Why in the following code does Vertica return an error that zip3
ambiguous? Since it is used as the key for the left join, it must be equal for both tables.
SELECT zip, zip3, city, zip3_name
FROM zip_codes
LEFT JOIN zip3_codes
USING (zip3);
This generates the following error:
Query 1 ERROR: ERROR: Column reference "zip3" is ambiguous
DETAIL: Reference "zip3" could refer to either "public.zip_codes.zip3" or "public.zip3_codes.zip3"
I can resolve this by selecting either zip.zip3
or zip3.zip3
or COALESCE(zip.zip3, zip3.zip3)
but I'm curious why this would be necessary.

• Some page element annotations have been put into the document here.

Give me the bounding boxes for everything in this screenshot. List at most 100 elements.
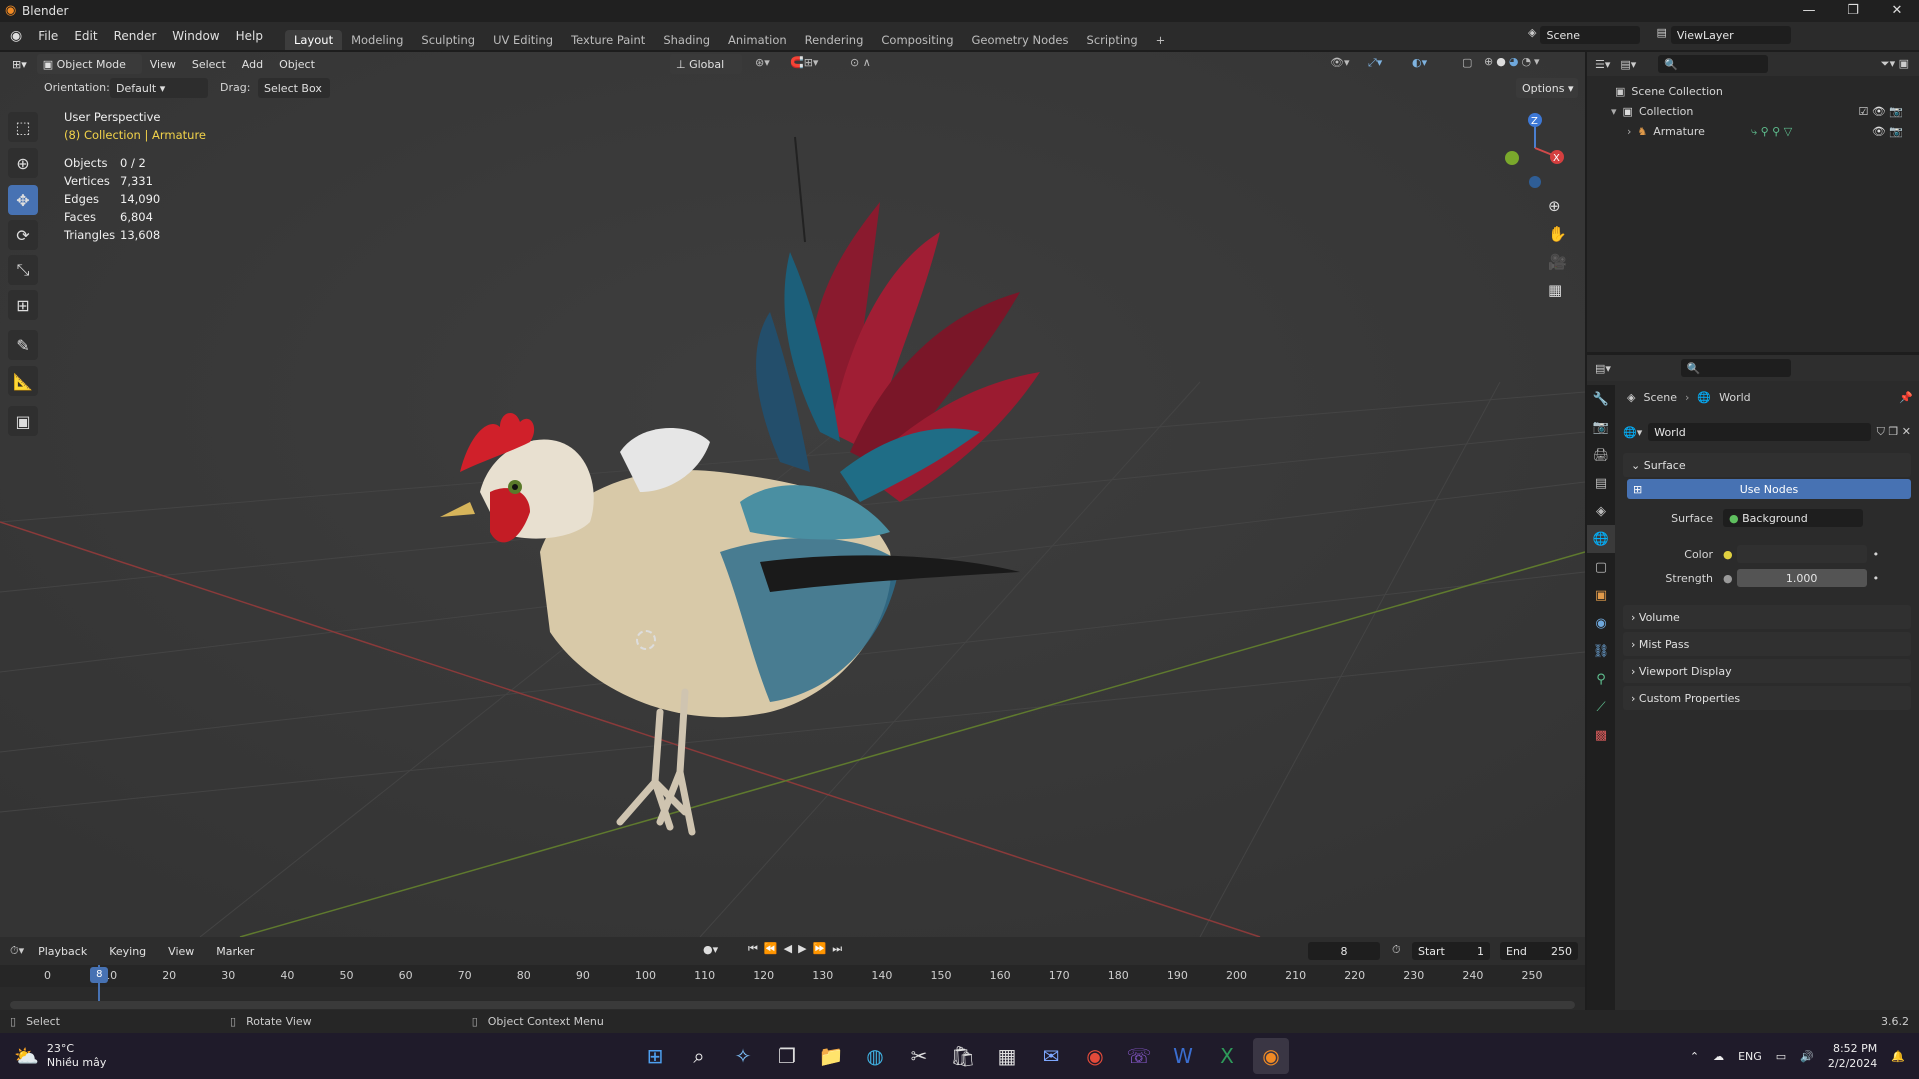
add-cube-tool[interactable]: ▣ [8,406,38,436]
outliner-row-armature[interactable]: › ♞ Armature ⤷ ⚲ ⚲ ▽ 👁 📷 [1627,122,1919,142]
transform-tool[interactable]: ⊞ [8,290,38,320]
edge-icon[interactable]: ◍ [857,1038,893,1074]
tab-scripting[interactable]: Scripting [1078,30,1147,50]
menu-file[interactable]: File [30,29,66,43]
measure-tool[interactable]: 📐 [8,366,38,396]
pivot-icon[interactable]: ⊛▾ [755,56,770,69]
search-icon[interactable]: ⌕ [681,1038,717,1074]
physics-tab-icon[interactable]: ◉ [1587,609,1615,637]
close-button[interactable]: ✕ [1875,0,1919,22]
3d-viewport[interactable]: ⊞▾ ▣ Object Mode View Select Add Object … [0,52,1585,937]
options-dropdown[interactable]: Options ▾ [1516,78,1578,98]
language-indicator[interactable]: ENG [1738,1050,1762,1063]
start-frame-field[interactable]: Start 1 [1412,942,1490,960]
properties-search-input[interactable]: 🔍 [1680,359,1791,377]
color-socket-icon[interactable]: ● [1723,548,1733,561]
collection-toggles[interactable]: ☑ 👁 📷 [1858,102,1903,122]
drag-dropdown[interactable]: Select Box [258,78,330,98]
navigation-gizmo[interactable]: Z X [1495,108,1565,188]
tab-modeling[interactable]: Modeling [342,30,412,50]
tab-compositing[interactable]: Compositing [872,30,962,50]
properties-editor-icon[interactable]: ▤▾ [1595,362,1611,375]
proportional-edit-icon[interactable]: ⊙ ∧ [850,56,871,69]
world-browse-icon[interactable]: 🌐▾ [1623,426,1642,439]
viewport-menu-view[interactable]: View [142,58,184,71]
cursor-tool[interactable]: ⊕ [8,148,38,178]
timeline-menu-view[interactable]: View [160,945,202,958]
chrome-icon[interactable]: ◉ [1077,1038,1113,1074]
view-layer-tab-icon[interactable]: ▤ [1587,469,1615,497]
shading-options-icon[interactable]: ▾ [1534,55,1540,68]
prev-keyframe-icon[interactable]: ⏪ [764,942,778,956]
collection-tab-icon[interactable]: ▢ [1587,553,1615,581]
expand-armature-icon[interactable]: › [1627,122,1631,142]
scale-tool[interactable]: ⤡ [8,255,38,285]
ortho-grid-icon[interactable]: ▦ [1548,281,1567,299]
annotate-tool[interactable]: ✎ [8,330,38,360]
onedrive-icon[interactable]: ☁ [1713,1050,1724,1063]
tab-uv-editing[interactable]: UV Editing [484,30,562,50]
menu-edit[interactable]: Edit [66,29,105,43]
camera-icon[interactable]: 🎥 [1548,253,1567,271]
copilot-icon[interactable]: ✧ [725,1038,761,1074]
timeline-scrollbar-thumb[interactable] [10,1001,1575,1009]
visibility-icon[interactable]: 👁▾ [1330,56,1350,69]
texture-tab-icon[interactable]: ▩ [1587,721,1615,749]
add-workspace-button[interactable]: + [1147,30,1175,50]
color-swatch[interactable] [1736,545,1867,563]
tab-shading[interactable]: Shading [654,30,719,50]
view-layer-icon[interactable]: ▤ [1656,26,1666,44]
object-data-tab-icon[interactable]: ⚲ [1587,665,1615,693]
strength-keyframe-icon[interactable]: • [1873,572,1880,585]
next-keyframe-icon[interactable]: ⏩ [813,942,827,956]
blender-menu-icon[interactable]: ◉ [10,28,22,44]
tab-sculpting[interactable]: Sculpting [412,30,484,50]
mode-selector[interactable]: ▣ Object Mode [36,54,142,74]
tab-rendering[interactable]: Rendering [796,30,873,50]
select-box-tool[interactable]: ⬚ [8,112,38,142]
word-icon[interactable]: W [1165,1038,1201,1074]
menu-help[interactable]: Help [228,29,271,43]
network-icon[interactable]: ▭ [1776,1050,1786,1063]
volume-panel-header[interactable]: › Volume [1623,605,1911,629]
scene-selector[interactable]: Scene [1540,26,1641,44]
expand-collection-icon[interactable]: ▾ [1611,102,1617,122]
tab-geometry-nodes[interactable]: Geometry Nodes [963,30,1078,50]
blender-taskbar-icon[interactable]: ◉ [1253,1038,1289,1074]
play-icon[interactable]: ▶ [798,942,806,956]
outliner-search-input[interactable]: 🔍 [1658,55,1769,73]
pan-hand-icon[interactable]: ✋ [1548,225,1567,243]
world-tab-icon[interactable]: 🌐 [1587,525,1615,553]
world-name-field[interactable]: World [1648,423,1871,441]
rendered-shading-icon[interactable]: ◔ [1521,55,1531,68]
tool-tab-icon[interactable]: 🔧 [1587,385,1615,413]
clock[interactable]: 8:52 PM 2/2/2024 [1828,1041,1877,1071]
minimize-button[interactable]: — [1787,0,1831,22]
store-icon[interactable]: 🛍 [945,1038,981,1074]
gizmo-toggle-icon[interactable]: ⤢▾ [1368,56,1382,70]
strength-field[interactable]: 1.000 [1736,569,1867,587]
custom-properties-panel-header[interactable]: › Custom Properties [1623,686,1911,710]
wireframe-shading-icon[interactable]: ⊕ [1484,55,1493,68]
snipping-tool-icon[interactable]: ✂ [901,1038,937,1074]
viewport-menu-add[interactable]: Add [234,58,271,71]
outliner-row-collection[interactable]: ▾ ▣ Collection ☑ 👁 📷 [1611,102,1919,122]
bone-tab-icon[interactable]: ⟋ [1587,693,1615,721]
tab-animation[interactable]: Animation [719,30,796,50]
preview-range-icon[interactable]: ⏱ [1392,943,1401,957]
playhead-frame-label[interactable]: 8 [90,967,109,983]
use-nodes-button[interactable]: ⊞ Use Nodes [1627,479,1911,499]
zoom-icon[interactable]: ⊕ [1548,197,1567,215]
timeline-menu-keying[interactable]: Keying [101,945,154,958]
outliner-editor-icon[interactable]: ☰▾ [1595,58,1610,71]
xray-icon[interactable]: ▢ [1462,56,1472,69]
maximize-button[interactable]: ❐ [1831,0,1875,22]
viber-icon[interactable]: ☏ [1121,1038,1157,1074]
surface-panel-header[interactable]: ⌄ Surface [1623,453,1911,477]
armature-toggles[interactable]: 👁 📷 [1872,122,1903,142]
display-mode-icon[interactable]: ▤▾ [1620,58,1636,71]
timeline-menu-marker[interactable]: Marker [208,945,262,958]
transform-orientation[interactable]: ⊥ Global [670,54,742,74]
tray-overflow-icon[interactable]: ⌃ [1690,1050,1699,1063]
mist-pass-panel-header[interactable]: › Mist Pass [1623,632,1911,656]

While at first sight it may seem that the columns must always be the same, it's not really the case. The JOIN
is actually a LEFT JOIN
, which returns all the rows in the first table and all possible matches from the second, giving NULL
s when there is no match.
Unmatched records from zip_codes
will result in different values in zip.zip3
and zip3.zip3
, exactly the first giving a value and the second being NULL
, so it's not really equivalent to exchange those in this particular case, you'll need to determine which columns from which table you need and disambiguate with its table name.
Besides, even if that's weren't the case, the error would still popup. If we change your LEFT JOIN
to an INNER JOIN
, your assumption would be true and the columns will always have the same value, yet you would still get the very same error.
The reason for this is that the SQL analyzer is not clever enough to realize the values are always the same. By the standard, if your query references columns with the same name from different tables you must specify from which table it is. No further attempt to resolve the ambiguity is done.